Craig Gilner is a pretty ordinary kid who would like to be extraordinary. Given the chance to get into one of New York’s most prestigious high schools, he works extremely hard, burning the candle at both ends to ace his tests, and gets in alongside a friend Aaron, and Aaron’s girlfriend Nia.
Craig feels the most amazing high when he gets accepted into the school. Everything he has worked for has happened and he is buzzing.
He is totally not prepared for the comedown once the initial high of achievement has worn off. Nor is he prepared for the fact that when he gets into the school the work load is insane, the pressure is immense, and he is not even close to being one of the brightest kids there. Craig starts to feel overwhelmed, and his mental health begins to suffer.
His parents and sister are as understanding as they can be as Craig starts to spiral into anxiety attacks, insomnia, failure to eat and be ruled by strange compulsions that fill up his days and leave him miserable. He gets to the point where he cannot bear life any longer the way it is, and ends up admitting himself to the local hospital as a suicide risk.

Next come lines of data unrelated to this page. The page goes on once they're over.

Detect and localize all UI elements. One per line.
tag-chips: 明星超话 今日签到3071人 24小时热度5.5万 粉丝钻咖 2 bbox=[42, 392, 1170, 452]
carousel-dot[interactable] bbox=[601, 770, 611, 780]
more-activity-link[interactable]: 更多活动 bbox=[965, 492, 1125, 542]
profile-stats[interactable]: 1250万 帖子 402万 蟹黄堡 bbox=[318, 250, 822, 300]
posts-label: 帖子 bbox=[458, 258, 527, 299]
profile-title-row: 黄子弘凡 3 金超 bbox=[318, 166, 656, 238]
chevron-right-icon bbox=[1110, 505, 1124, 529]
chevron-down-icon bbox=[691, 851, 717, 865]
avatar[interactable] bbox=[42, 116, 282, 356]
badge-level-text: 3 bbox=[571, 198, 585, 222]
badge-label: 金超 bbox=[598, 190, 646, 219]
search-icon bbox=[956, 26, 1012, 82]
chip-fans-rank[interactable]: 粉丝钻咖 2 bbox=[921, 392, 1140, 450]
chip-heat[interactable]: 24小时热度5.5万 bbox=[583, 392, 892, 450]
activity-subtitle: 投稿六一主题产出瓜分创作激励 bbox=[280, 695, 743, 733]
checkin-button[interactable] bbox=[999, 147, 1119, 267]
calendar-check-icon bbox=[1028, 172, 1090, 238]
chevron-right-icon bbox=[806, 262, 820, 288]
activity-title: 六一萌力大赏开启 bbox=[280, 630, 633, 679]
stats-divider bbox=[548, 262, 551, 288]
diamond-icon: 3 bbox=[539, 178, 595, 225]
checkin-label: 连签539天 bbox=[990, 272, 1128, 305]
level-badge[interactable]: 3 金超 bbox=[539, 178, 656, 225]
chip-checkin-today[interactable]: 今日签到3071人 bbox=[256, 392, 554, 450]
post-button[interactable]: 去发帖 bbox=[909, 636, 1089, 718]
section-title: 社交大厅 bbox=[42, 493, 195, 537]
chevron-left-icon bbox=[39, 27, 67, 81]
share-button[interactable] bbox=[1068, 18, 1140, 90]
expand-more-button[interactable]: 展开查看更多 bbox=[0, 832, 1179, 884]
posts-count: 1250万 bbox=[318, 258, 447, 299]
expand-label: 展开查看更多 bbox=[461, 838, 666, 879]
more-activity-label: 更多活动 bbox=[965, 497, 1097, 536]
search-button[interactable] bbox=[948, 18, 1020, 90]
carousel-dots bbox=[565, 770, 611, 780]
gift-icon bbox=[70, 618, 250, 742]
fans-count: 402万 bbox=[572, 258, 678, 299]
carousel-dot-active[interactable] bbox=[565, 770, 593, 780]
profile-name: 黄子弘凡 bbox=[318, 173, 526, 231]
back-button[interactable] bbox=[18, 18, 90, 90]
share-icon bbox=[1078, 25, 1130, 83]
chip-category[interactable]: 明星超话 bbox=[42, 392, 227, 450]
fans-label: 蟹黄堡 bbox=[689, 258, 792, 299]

The main body of the story deals with Craig’s experiences in the hospital, the relationships he forms with other inmates and the beginnings of his understanding of himself and what he has been going through.
The book is really easy to read, despite being about a difficult subject and Craig’s frankness about his feelings. Craig is a great narrator, likeable, bewildered and overwhelmed. You are rooting for him from page one. His matter of fact take on what affects him is refreshing and normalises it for the reader, making the subject matter less frightening and very accessible. He comes across as a real person rather than a poster boy for a message about mental health. I loved the aspect of the book that deals with Craig’s artwork. It kind of reminded me of The Selected Works of T. S. Spivet by Reif Larsen, which is a fantastic book which treads a small part of the same ground as this novel.
I really enjoyed this book. It’s hopeful without being all rainbows and unicorns. It’s practical and helpful and Vizzini has a wonderful way of building characters and dialogue that really make the book come to life.